From here, it would seem most realistic to deduce that there was not necessarily any one specific moment or species that singularly faced such an overload.

Rather, that consciousness developed through a gradual process of acquiring and retaining more and more evolutionarily beneficial information.

A process that is certainly still unfolding, and is perhaps catalyzing itself, through the abundance of information that we find accessible in today’s world.

woman in the dessert

#2: Consciousness Today — How Did We Get Here?

Information, and too much of it. The origin of consciousness.

But, we still want to understand the history of consciousness, and how we have ended up where we are today.

To do this, we must take ourselves back some 300 million years.

Between 300 and 350 million years ago, a rather profound happening began to unfold, as it would pertain to the origins and history of consciousness.

The development of the wulst, or cerebral cortex

As birds and mammals split from a common reptilian ancestor, both began to develop what has been coined a wulst.

In mammals, the development would continue significantly, ultimately becoming what we now refer to as the cerebral cortex.

With the development of the cerebral cortex, so coincides the development of covert attention. Where covert attention refers to, simply put one’s ability to understand and process information pertaining to something that they are not specifically paying direct attention.

As covertly attentive creatures then begin to develop social groups, the complexities of daily life begin to magnify.
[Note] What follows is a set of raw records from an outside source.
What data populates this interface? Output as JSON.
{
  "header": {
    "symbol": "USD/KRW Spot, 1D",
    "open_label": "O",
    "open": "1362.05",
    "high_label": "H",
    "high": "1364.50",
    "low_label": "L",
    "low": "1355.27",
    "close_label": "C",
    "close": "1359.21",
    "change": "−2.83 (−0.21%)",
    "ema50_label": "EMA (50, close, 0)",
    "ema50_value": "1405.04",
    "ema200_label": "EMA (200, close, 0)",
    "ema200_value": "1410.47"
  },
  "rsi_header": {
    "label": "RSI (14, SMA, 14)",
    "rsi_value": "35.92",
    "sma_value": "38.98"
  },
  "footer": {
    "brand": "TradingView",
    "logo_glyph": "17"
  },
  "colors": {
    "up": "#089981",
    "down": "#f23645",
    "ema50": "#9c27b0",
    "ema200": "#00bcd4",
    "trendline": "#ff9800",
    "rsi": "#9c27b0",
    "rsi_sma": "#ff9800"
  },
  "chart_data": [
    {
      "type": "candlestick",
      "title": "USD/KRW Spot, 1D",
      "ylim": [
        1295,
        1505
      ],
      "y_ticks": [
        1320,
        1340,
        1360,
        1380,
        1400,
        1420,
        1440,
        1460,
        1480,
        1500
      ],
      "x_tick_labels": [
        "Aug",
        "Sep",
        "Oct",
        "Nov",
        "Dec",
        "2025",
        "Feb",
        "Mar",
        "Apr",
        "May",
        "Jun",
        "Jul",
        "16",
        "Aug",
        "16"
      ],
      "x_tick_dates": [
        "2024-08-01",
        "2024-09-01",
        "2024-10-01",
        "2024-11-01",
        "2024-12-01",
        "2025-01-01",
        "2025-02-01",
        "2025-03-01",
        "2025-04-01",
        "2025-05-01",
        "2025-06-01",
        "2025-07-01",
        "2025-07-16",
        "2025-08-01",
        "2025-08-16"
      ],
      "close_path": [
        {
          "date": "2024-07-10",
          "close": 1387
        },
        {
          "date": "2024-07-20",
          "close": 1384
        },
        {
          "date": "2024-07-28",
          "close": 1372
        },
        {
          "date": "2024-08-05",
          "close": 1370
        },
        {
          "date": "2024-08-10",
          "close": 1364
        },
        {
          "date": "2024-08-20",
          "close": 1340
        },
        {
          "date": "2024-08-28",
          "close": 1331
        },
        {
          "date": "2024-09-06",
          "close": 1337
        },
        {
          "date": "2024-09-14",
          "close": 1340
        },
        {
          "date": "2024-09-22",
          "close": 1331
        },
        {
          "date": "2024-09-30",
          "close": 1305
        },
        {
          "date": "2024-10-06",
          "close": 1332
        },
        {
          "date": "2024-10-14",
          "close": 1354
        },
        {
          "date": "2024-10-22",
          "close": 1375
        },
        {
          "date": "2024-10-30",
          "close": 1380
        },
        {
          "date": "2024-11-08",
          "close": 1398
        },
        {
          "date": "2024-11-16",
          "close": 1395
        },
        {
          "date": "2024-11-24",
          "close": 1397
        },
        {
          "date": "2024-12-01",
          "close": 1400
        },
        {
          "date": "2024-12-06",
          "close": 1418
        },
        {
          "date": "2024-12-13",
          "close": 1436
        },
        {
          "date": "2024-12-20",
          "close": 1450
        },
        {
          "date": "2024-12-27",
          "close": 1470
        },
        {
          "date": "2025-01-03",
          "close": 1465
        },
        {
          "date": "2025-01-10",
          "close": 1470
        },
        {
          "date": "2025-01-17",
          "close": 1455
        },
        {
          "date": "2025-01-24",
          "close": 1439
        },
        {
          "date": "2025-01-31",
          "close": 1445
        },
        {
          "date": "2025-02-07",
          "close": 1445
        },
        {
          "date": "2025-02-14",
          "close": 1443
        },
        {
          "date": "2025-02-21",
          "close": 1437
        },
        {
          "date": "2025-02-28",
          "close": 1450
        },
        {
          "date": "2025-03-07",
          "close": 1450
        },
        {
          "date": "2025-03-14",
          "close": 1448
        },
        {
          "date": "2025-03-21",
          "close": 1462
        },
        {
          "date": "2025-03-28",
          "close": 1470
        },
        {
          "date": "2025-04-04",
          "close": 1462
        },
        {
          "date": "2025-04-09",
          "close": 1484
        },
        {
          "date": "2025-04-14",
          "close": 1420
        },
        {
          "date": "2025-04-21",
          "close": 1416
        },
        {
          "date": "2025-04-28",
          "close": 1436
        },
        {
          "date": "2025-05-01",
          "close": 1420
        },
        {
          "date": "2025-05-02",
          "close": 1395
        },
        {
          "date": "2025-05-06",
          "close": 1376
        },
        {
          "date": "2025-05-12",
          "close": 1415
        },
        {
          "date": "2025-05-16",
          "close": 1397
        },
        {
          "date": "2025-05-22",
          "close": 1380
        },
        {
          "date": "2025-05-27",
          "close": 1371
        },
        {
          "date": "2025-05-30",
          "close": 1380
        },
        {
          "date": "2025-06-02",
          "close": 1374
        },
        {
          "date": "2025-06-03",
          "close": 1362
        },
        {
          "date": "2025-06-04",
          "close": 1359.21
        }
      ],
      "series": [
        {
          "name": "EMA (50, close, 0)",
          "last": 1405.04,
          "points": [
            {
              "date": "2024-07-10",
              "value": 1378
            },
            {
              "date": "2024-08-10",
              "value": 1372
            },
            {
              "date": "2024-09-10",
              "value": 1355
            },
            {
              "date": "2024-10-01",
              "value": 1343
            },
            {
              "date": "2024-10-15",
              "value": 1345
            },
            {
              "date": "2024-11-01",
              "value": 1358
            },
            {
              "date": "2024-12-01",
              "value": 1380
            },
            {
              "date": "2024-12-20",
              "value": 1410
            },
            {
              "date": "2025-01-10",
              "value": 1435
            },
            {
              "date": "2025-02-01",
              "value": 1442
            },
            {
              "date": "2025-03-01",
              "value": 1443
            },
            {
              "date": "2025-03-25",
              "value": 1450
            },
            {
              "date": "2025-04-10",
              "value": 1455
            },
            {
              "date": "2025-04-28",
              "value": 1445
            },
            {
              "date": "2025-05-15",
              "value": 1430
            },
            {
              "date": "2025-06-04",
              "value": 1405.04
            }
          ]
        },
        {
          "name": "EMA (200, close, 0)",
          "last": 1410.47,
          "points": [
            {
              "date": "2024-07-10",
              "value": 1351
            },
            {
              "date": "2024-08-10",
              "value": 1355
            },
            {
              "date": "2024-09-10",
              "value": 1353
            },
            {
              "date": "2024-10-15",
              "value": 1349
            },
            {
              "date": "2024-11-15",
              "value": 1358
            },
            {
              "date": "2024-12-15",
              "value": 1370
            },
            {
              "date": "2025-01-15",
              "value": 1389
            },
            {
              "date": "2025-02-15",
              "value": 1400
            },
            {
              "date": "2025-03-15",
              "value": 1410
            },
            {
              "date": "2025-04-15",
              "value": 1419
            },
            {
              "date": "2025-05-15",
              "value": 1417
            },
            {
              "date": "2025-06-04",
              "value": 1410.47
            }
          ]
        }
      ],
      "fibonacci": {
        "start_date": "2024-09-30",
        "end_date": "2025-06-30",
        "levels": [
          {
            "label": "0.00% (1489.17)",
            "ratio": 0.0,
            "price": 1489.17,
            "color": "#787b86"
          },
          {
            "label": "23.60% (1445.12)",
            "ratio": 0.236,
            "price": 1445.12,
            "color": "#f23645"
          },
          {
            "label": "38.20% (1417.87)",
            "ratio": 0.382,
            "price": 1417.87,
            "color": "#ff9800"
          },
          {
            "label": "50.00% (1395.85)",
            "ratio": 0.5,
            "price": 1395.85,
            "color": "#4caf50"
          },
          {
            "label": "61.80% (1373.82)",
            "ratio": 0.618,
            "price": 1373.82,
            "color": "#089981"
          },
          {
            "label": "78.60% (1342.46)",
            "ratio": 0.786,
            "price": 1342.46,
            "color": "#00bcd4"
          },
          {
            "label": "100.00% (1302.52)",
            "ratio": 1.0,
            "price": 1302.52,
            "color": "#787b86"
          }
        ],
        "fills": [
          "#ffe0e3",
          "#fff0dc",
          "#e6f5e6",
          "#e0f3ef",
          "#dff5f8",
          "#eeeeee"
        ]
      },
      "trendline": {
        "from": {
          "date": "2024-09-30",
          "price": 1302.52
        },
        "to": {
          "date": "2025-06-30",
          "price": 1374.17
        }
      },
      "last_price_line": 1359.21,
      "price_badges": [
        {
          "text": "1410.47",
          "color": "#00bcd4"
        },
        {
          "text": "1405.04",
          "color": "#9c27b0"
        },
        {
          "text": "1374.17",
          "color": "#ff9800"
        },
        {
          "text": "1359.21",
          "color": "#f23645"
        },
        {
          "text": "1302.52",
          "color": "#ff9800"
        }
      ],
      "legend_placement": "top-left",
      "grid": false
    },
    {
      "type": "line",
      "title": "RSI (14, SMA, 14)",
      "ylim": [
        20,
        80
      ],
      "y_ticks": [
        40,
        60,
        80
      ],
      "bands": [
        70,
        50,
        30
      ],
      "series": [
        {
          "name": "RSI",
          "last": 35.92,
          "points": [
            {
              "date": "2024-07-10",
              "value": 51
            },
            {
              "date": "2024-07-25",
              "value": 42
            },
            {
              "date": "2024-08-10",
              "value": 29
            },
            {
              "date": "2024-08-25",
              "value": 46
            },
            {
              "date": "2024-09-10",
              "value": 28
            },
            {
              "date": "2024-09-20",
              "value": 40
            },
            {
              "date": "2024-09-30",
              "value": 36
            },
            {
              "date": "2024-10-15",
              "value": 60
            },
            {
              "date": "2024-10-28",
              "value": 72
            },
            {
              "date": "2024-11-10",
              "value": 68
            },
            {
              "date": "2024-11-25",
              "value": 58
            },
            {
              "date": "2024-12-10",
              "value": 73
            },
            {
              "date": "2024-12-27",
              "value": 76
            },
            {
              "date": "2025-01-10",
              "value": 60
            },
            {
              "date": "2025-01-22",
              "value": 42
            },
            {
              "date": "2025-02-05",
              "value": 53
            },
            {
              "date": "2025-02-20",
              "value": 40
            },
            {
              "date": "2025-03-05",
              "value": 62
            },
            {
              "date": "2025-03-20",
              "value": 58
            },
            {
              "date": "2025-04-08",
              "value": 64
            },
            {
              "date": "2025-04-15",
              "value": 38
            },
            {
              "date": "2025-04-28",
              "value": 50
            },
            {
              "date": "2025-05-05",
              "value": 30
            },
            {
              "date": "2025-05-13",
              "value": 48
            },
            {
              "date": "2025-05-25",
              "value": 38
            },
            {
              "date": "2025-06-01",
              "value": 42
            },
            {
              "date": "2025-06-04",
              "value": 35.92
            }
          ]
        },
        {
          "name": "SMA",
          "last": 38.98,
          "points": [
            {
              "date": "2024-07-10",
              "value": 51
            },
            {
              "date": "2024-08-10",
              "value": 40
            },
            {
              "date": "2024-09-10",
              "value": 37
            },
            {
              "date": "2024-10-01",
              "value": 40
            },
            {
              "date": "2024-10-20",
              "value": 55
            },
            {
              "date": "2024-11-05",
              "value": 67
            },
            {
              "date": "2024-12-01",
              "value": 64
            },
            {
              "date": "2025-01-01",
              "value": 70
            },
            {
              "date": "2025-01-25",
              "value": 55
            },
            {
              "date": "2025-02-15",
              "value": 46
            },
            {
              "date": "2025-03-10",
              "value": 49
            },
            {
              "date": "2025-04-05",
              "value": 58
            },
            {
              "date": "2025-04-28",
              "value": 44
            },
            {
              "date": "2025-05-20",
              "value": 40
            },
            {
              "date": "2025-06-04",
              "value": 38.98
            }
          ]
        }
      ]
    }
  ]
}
Individuals begin to study other individuals, not only in an attempt to understand the other but also in an attempt to understand the self.

human language

The Introduction to Language

As this process continues to unfold a naturally occurring desire to share the gathered information manifests.

That is, it becomes evolutionarily beneficial to ensure that the entirety of the social group is operating under the same basis of information.

Language is born

The relationship between language and consciousness is often debated, but we can be sure of at least this much: once we developed language, we could talk about consciousness and compare notes.

We could say out loud,

I’m conscious of things. So is she. So is he. So is that damn river that just tried to wipe out my village.

— Michael Graziano

Stupid river.

Although we have no way of necessarily knowing exactly when language was developed, we can know that it dates back to at least our earliest written recordings. The Sumerians began recording language as early as 3300 BC.

One could further infer, that in order for a group of individuals to get together, and as a group, move to an entirely new location. That they then must have at the very least possessed some form of language-based communication, such that they could weigh their pros and cons and come to an agreement.

This would take us back around 70 thousand years, when ‘people’ first began to spread across the globe.

Even if we are not entirely sure when exactly it is that language became a common practice, we can hold this certainty nonetheless.

Language is precisely how we have arrived where we are today.

The origins and history of consciousness, have brought us all to a place of questioning and openly discussing said consciousness with one another.